Austin-area teens are getting an unusually early shot at hospital careers. On May 11, Austin Community College and its partners rolled out the Central Texas Healthcare Academy, a new pathway that lets ninth-graders in Pflugerville and Hays CISD start college-linked training for nursing and allied health while they are still in high school. The setup is built so students can graduate with industry-recognized credentials that stack directly into ACC associate degrees, and ACC and district officials say qualifying students will not pay out of pocket. The long-term goal is to grow a homegrown pipeline for a Central Texas healthcare workforce that is already feeling the strain.
Funding and partners
The academy debuts with more than $10 million in philanthropic support, including a $6.3 million grant from the Michael & Susan Dell Foundation, $3.2 million from Bloomberg Philanthropies, a $740,000 commitment from St. David’s Foundation, and $300,000 from a high-demand jobs fund, according to ACC Newsroom. ACC leaders say the model borrows heavily from Bloomberg Philanthropies’ healthcare-focused high school initiative and is being shaped with input from major regional health systems. College officials describe the academy as an employer-driven effort that gives teenagers earlier access to college-level training while offering hospitals a steadier supply of local talent.

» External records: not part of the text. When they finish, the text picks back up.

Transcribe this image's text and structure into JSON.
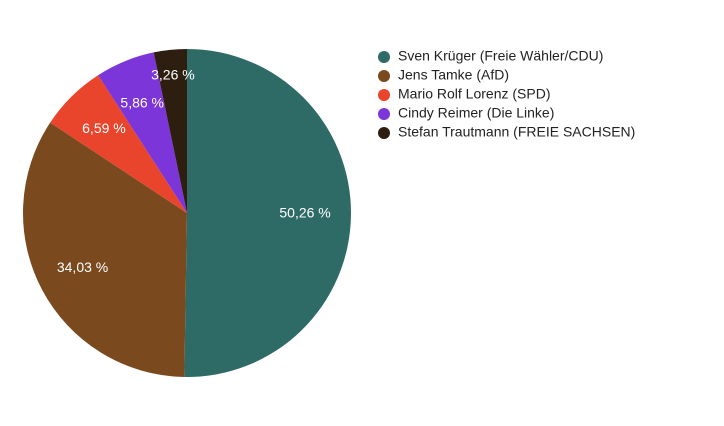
{
  "chart_data": {
    "type": "pie",
    "categories": [
      "Sven Krüger (Freie Wähler/CDU)",
      "Jens Tamke (AfD)",
      "Mario Rolf Lorenz (SPD)",
      "Cindy Reimer (Die Linke)",
      "Stefan Trautmann (FREIE SACHSEN)"
    ],
    "values": [
      50.26,
      34.03,
      6.59,
      5.86,
      3.26
    ],
    "value_labels": [
      "50,26 %",
      "34,03 %",
      "6,59 %",
      "5,86 %",
      "3,26 %"
    ],
    "colors": [
      "#2e6b66",
      "#7a4a1e",
      "#e8452c",
      "#7b35d8",
      "#2e1e10"
    ]
  }
}
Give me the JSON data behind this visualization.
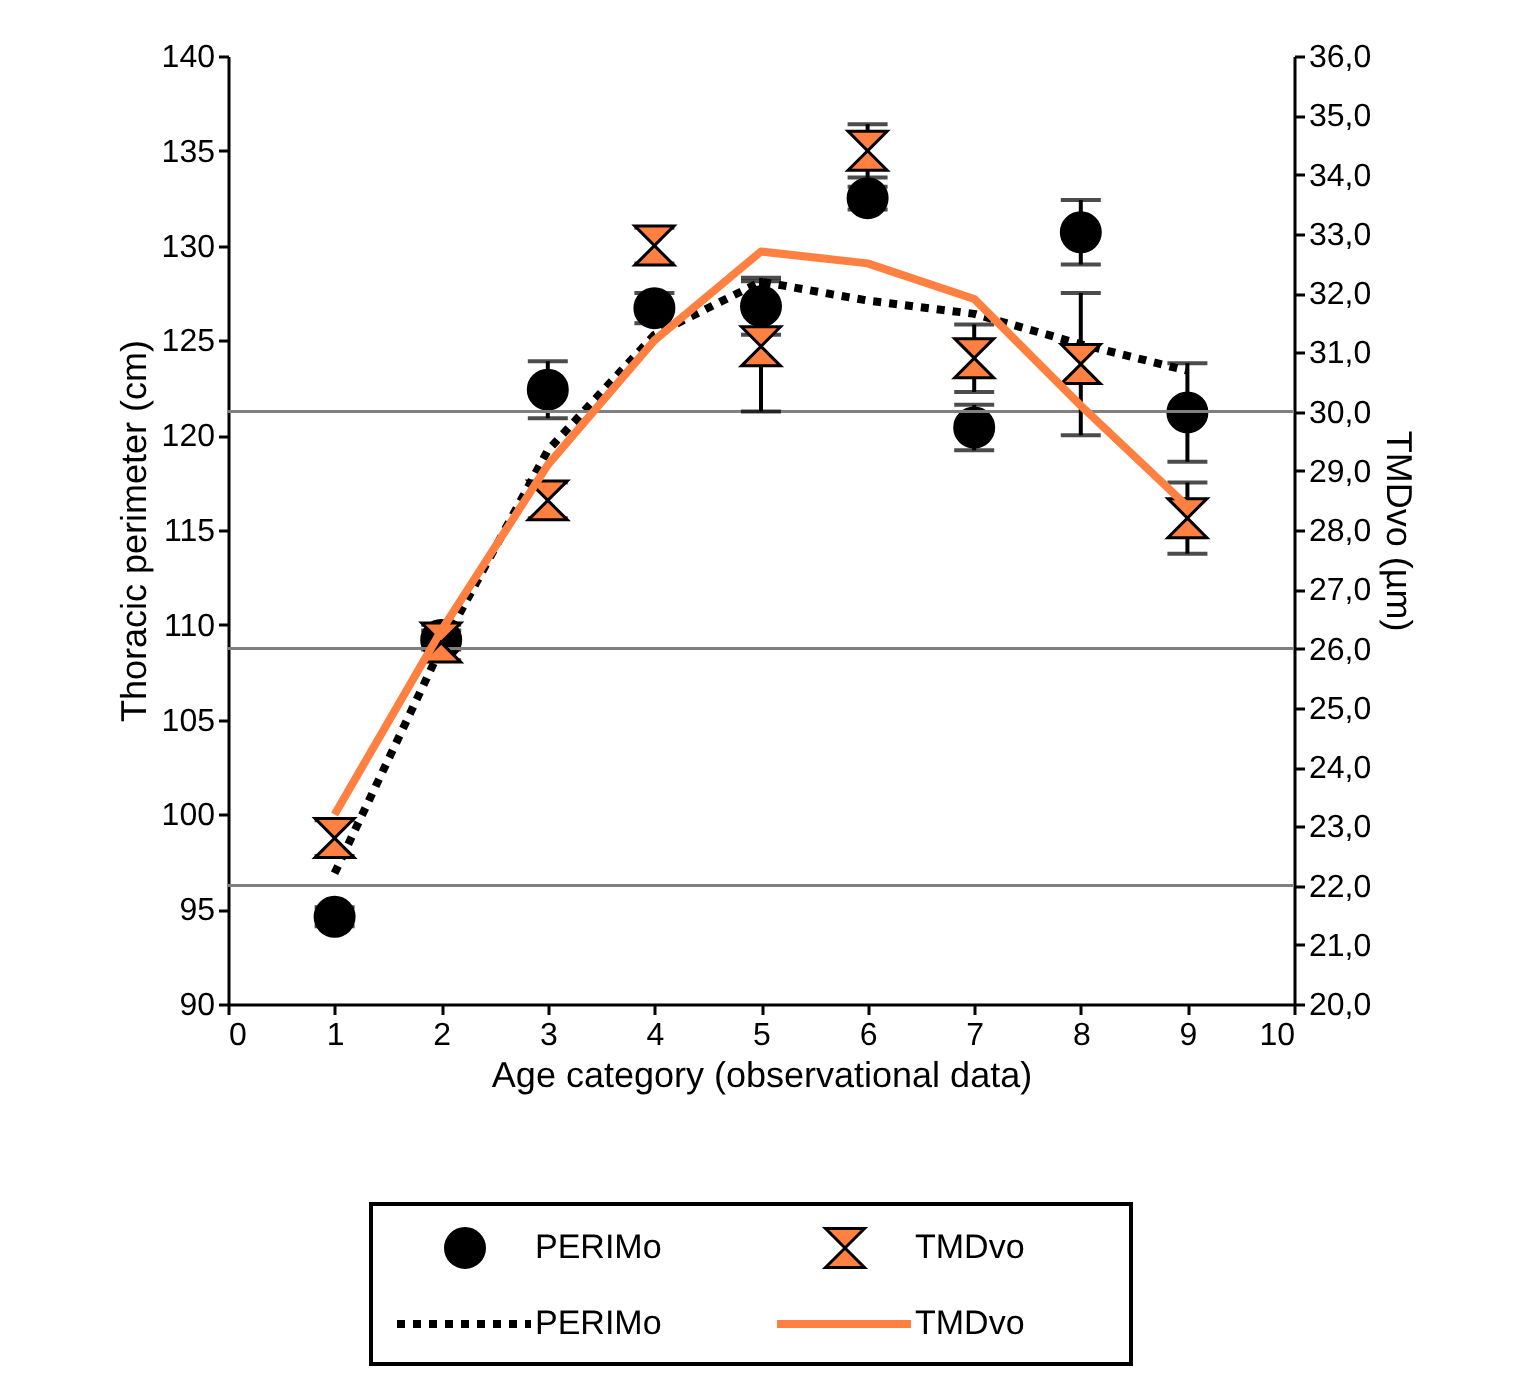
{
  "chart_data": {
    "type": "scatter",
    "xlabel": "Age category (observational data)",
    "ylabel": "Thoracic perimeter (cm)",
    "y2label": "TMDvo (µm)",
    "x": [
      1,
      2,
      3,
      4,
      5,
      6,
      7,
      8,
      9
    ],
    "xlim": [
      0,
      10
    ],
    "xticks": [
      0,
      1,
      2,
      3,
      4,
      5,
      6,
      7,
      8,
      9,
      10
    ],
    "ylim": [
      90,
      140
    ],
    "yticks": [
      90,
      95,
      100,
      105,
      110,
      115,
      120,
      125,
      130,
      135,
      140
    ],
    "y2lim": [
      20,
      36
    ],
    "y2ticks": [
      {
        "value": 20,
        "label": "20,0"
      },
      {
        "value": 21,
        "label": "21,0"
      },
      {
        "value": 22,
        "label": "22,0"
      },
      {
        "value": 23,
        "label": "23,0"
      },
      {
        "value": 24,
        "label": "24,0"
      },
      {
        "value": 25,
        "label": "25,0"
      },
      {
        "value": 26,
        "label": "26,0"
      },
      {
        "value": 27,
        "label": "27,0"
      },
      {
        "value": 28,
        "label": "28,0"
      },
      {
        "value": 29,
        "label": "29,0"
      },
      {
        "value": 30,
        "label": "30,0"
      },
      {
        "value": 31,
        "label": "31,0"
      },
      {
        "value": 32,
        "label": "32,0"
      },
      {
        "value": 33,
        "label": "33,0"
      },
      {
        "value": 34,
        "label": "34,0"
      },
      {
        "value": 35,
        "label": "35,0"
      },
      {
        "value": 36,
        "label": "36,0"
      }
    ],
    "grid": false,
    "legend": "bottom",
    "ref_lines": [
      {
        "axis": "y2",
        "value": 22,
        "color": "#808080"
      },
      {
        "axis": "y2",
        "value": 26,
        "color": "#808080"
      },
      {
        "axis": "y2",
        "value": 30,
        "color": "#808080"
      }
    ],
    "series": [
      {
        "name": "PERIMo",
        "color": "#000000",
        "marker": "circle",
        "values": [
          94.6,
          109.2,
          122.4,
          126.7,
          126.8,
          132.5,
          120.4,
          130.7,
          121.2
        ],
        "errors": [
          0.5,
          0.5,
          1.5,
          0.8,
          1.5,
          0.6,
          1.2,
          1.7,
          2.6
        ]
      },
      {
        "name": "TMDvo",
        "color": "#ff8040",
        "axis": "y2",
        "values": [
          22.8,
          26.1,
          28.5,
          32.8,
          31.1,
          34.4,
          30.9,
          30.8,
          28.2
        ],
        "errors": [
          0.3,
          0.3,
          0.3,
          0.3,
          1.1,
          0.45,
          0.57,
          1.2,
          0.6
        ]
      },
      {
        "name": "PERIMo",
        "type": "line",
        "color": "#000000",
        "line_style": "dotted",
        "values": [
          96.9,
          108.8,
          119.2,
          125.3,
          128.1,
          127.1,
          126.4,
          124.8,
          123.4
        ]
      },
      {
        "name": "TMDvo",
        "type": "line",
        "color": "#ff8040",
        "line_style": "solid",
        "axis": "y2",
        "values": [
          23.2,
          26.3,
          29.1,
          31.2,
          32.7,
          32.5,
          31.9,
          30.1,
          28.4
        ]
      }
    ]
  }
}
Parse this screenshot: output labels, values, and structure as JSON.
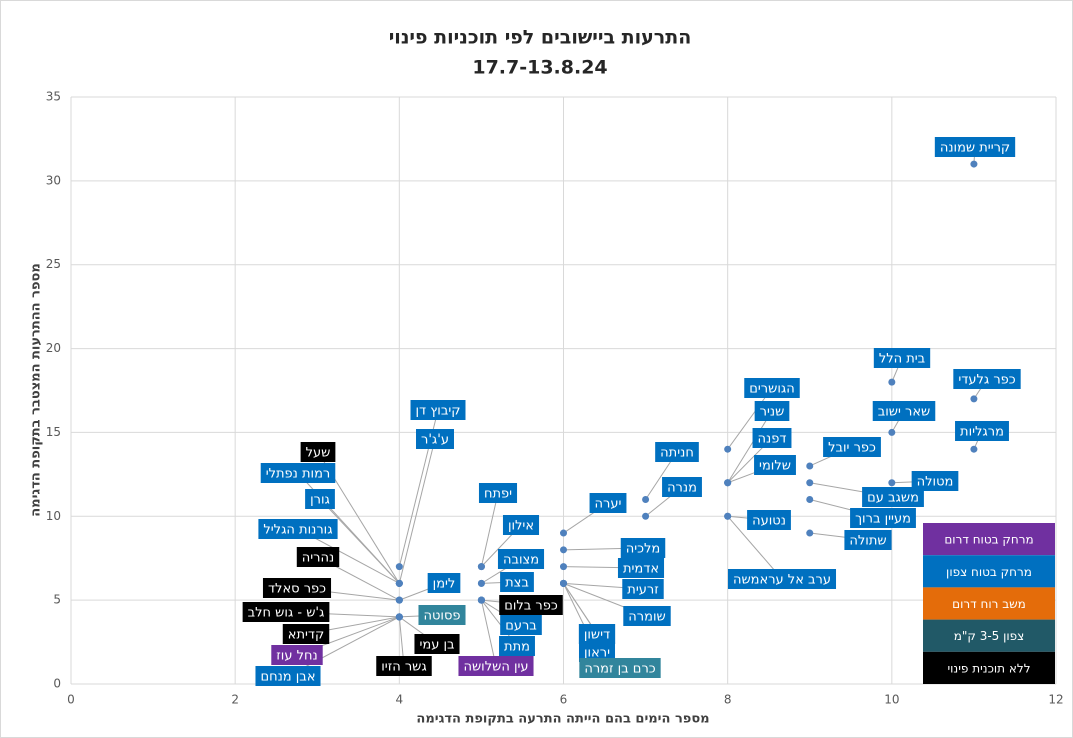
{
  "chart_data": {
    "type": "scatter",
    "title": "התרעות ביישובים לפי תוכניות פינוי",
    "subtitle": "17.7-13.8.24",
    "xlabel": "מספר הימים בהם הייתה התרעה בתקופת הדגימה",
    "ylabel": "מספר ההתרעות המצטבר בתקופת הדגימה",
    "xlim": [
      0,
      12
    ],
    "xticks": [
      0,
      2,
      4,
      6,
      8,
      10,
      12
    ],
    "ylim": [
      0,
      35
    ],
    "yticks": [
      0,
      5,
      10,
      15,
      20,
      25,
      30,
      35
    ],
    "grid": true,
    "point_color": "#4f81bd",
    "series": [
      {
        "name": "מרחק בטוח דרום",
        "color": "#7030a0",
        "labels": [
          "נחל עוז",
          "עין השלושה"
        ],
        "x": [
          4,
          5
        ],
        "values": [
          4,
          5
        ]
      },
      {
        "name": "מרחק בטוח צפון",
        "color": "#0070c0",
        "labels": [
          "קריית שמונה",
          "בית הלל",
          "כפר גלעדי",
          "שאר ישוב",
          "מרגליות",
          "מטולה",
          "כפר יובל",
          "משגב עם",
          "מעיין ברוך",
          "שתולה",
          "הגושרים",
          "שניר",
          "דפנה",
          "שלומי",
          "נטועה",
          "ערב אל עראמשה",
          "חניתה",
          "מנרה",
          "יערה",
          "מלכיה",
          "אדמית",
          "זרעית",
          "שומרה",
          "דישון",
          "יראון",
          "יפתח",
          "אילון",
          "מצובה",
          "בצת",
          "ברעם",
          "מתת",
          "קיבוץ דן",
          "ע'ג'ר",
          "רמות נפתלי",
          "גורן",
          "גורנות הגליל",
          "לימן",
          "אבן מנחם"
        ],
        "x": [
          11,
          10,
          11,
          10,
          11,
          10,
          9,
          9,
          9,
          9,
          8,
          8,
          8,
          8,
          8,
          8,
          7,
          7,
          6,
          6,
          6,
          6,
          6,
          6,
          6,
          5,
          5,
          5,
          5,
          5,
          5,
          4,
          4,
          4,
          4,
          4,
          4,
          4
        ],
        "values": [
          31,
          18,
          17,
          15,
          14,
          12,
          13,
          12,
          11,
          9,
          14,
          12,
          12,
          12,
          10,
          10,
          11,
          10,
          9,
          8,
          7,
          6,
          6,
          6,
          6,
          7,
          7,
          6,
          6,
          5,
          5,
          7,
          6,
          6,
          6,
          6,
          5,
          4
        ]
      },
      {
        "name": "משב רוח דרום",
        "color": "#e46c0a",
        "labels": [],
        "x": [],
        "values": []
      },
      {
        "name": "צפון 3-5 ק\"מ",
        "color": "#215967",
        "point_label_color": "#31859c",
        "labels": [
          "פסוטה",
          "כרם בן זמרה"
        ],
        "x": [
          4,
          6
        ],
        "values": [
          4,
          6
        ]
      },
      {
        "name": "ללא תוכנית פינוי",
        "color": "#000000",
        "labels": [
          "שעל",
          "נהריה",
          "כפר סאלד",
          "ג'ש - גוש חלב",
          "קדיתא",
          "בן עמי",
          "גשר הזיו",
          "כפר בלום"
        ],
        "x": [
          4,
          4,
          4,
          4,
          4,
          4,
          4,
          5
        ],
        "values": [
          6,
          5,
          5,
          4,
          4,
          4,
          4,
          5
        ]
      }
    ]
  }
}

Workforce crunch and job outlook
The backdrop is a tight labor market in Texas hospitals. A 2024 hospital staffing report from the Texas Department of State Health Services found that registered nurse jobs were 16.4% vacant statewide. Hospitals cited patient volume, case complexity and turnover as key reasons for the gaps, according to Texas DSHS. National forecasts tell a similar story. U.S. Bureau of Labor Statistics projections show registered nurse employment growing about 5% over the next decade, while roles like health information technologists are expected to grow at a faster clip, according to the U.S. Bureau of Labor Statistics. Those are exactly the kinds of jobs this academy is targeting, which helps explain why local employers are so invested.
Enrollment and districts
The first wave of students is already lined up. As reported by the Austin American-Statesman, the academy expects to enroll about 300 ninth-graders from Pflugerville ISD and around 175 from Hays Consolidated ISD. ACC says the program officially starts in fall 2026, and several hundred students across the participating districts have already signed up to join the inaugural cohorts. District leaders describe the academy as a two-for-one deal: students can earn real credentials while local hospitals get a more reliable pipeline of future hires.
How the academy will work
ACC outlines the Central Texas Healthcare Academy as a dual-credit track that begins in ninth grade and can lead to a certificate by the time students finish high school, with the option to roll straight into an associate degree in fields such as professional nursing, diagnostic medical imaging, surgical technology, health information technology, and paramedicine, according to ACC’s program page. “They are holding a passport to a career,” Hays CISD Superintendent Eric Wright said in coverage of the launch, emphasizing the program’s focus on real-world jobs, not just résumés. District officials told the Statesman that some classes will be built into the regular school day, and that students who qualify for federal lunch assistance will receive their textbooks at no cost.
What this means for students and employers
College and district leaders frame the academy as a practical fix for a long-running mismatch between hospital hiring needs and the number of local candidates ready to step in. “Student success takes all of us,” ACC Chancellor Russell Lowery-Hart said, arguing that a regional model can give students clearer, more affordable pathways into healthcare while giving employers more locally trained staff. Educators caution that the real test will be maintaining strong hospital partnerships and clinical placements so that the promised pipeline from classroom to clinic actually holds.